そう言って、私は男が手に持っている帽子に指を差した。

黒を基調として、赤色が差し色として入っているおしゃれなハット。

男はキョトンとした顔で少しぼーっとしていた。

数秒後に慌てて私の顔を見た。


「え?こ、こんなもので良いんですが?

た、確かに少し高価な物ではありましたが、対価には全然見合っていないのでは…?」


「いや、いいんだ。それで。

今回の願い事は、単に知識の付与だけだから、私としては楽な仕事だ。

だから、対価として魂までも貰う事はしないさ。」


「こ、これが楽な部類に入るんですか??」


そう言って男は驚いていたが、かなり楽な部類だ。

もちろん呼び出されて、学術の知識を教える場合もあるが、大抵は秘密を暴いたり、人心掌握させられたり、まぁ人々の邪な気持ちで働く事が多い。

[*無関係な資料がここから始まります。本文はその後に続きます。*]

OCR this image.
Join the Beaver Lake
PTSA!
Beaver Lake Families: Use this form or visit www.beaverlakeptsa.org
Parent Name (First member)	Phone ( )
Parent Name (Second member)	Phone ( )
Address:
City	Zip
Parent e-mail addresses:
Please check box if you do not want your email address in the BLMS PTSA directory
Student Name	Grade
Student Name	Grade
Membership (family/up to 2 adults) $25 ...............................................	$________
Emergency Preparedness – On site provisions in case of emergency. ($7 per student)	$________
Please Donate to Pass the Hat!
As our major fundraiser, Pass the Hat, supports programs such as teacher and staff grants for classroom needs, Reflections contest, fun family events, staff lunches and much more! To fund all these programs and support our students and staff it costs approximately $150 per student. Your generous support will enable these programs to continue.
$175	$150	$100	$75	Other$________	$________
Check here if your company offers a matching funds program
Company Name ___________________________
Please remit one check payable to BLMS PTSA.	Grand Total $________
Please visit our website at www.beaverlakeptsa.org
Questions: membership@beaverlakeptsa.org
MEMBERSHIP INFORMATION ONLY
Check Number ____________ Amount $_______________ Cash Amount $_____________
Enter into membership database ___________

「それと、ただの人間が悪魔を呼び起こすという奇跡を、私は始めて見た。

その奇跡を見してくれた事に感謝して、無償で願いを聞き入れても良い位だ。

だが、それでは貴公が納得しないだろう。」


この世は等価交換だ。

これは人々も悪魔も同じである。

無償という言葉ほど、怖い言葉は無いだろう。

しかもそれを言ってるのが悪魔なのだから尚更怖いだろう。


「だから、私は貴公の持っている帽子を所望する。

貴公も言うように、その帽子は高価な物なんだろう?

それに、私は帽子という物を持っていないので欲しいと思った。

これが理由では納得できないか?」


男は少しの間思案してから「わかりました」と言って帽子を私に差し出した。

私はその帽子を受け取って被り「了承した」と言い、その男に私が持っている全ての医学に関する知識を付与した。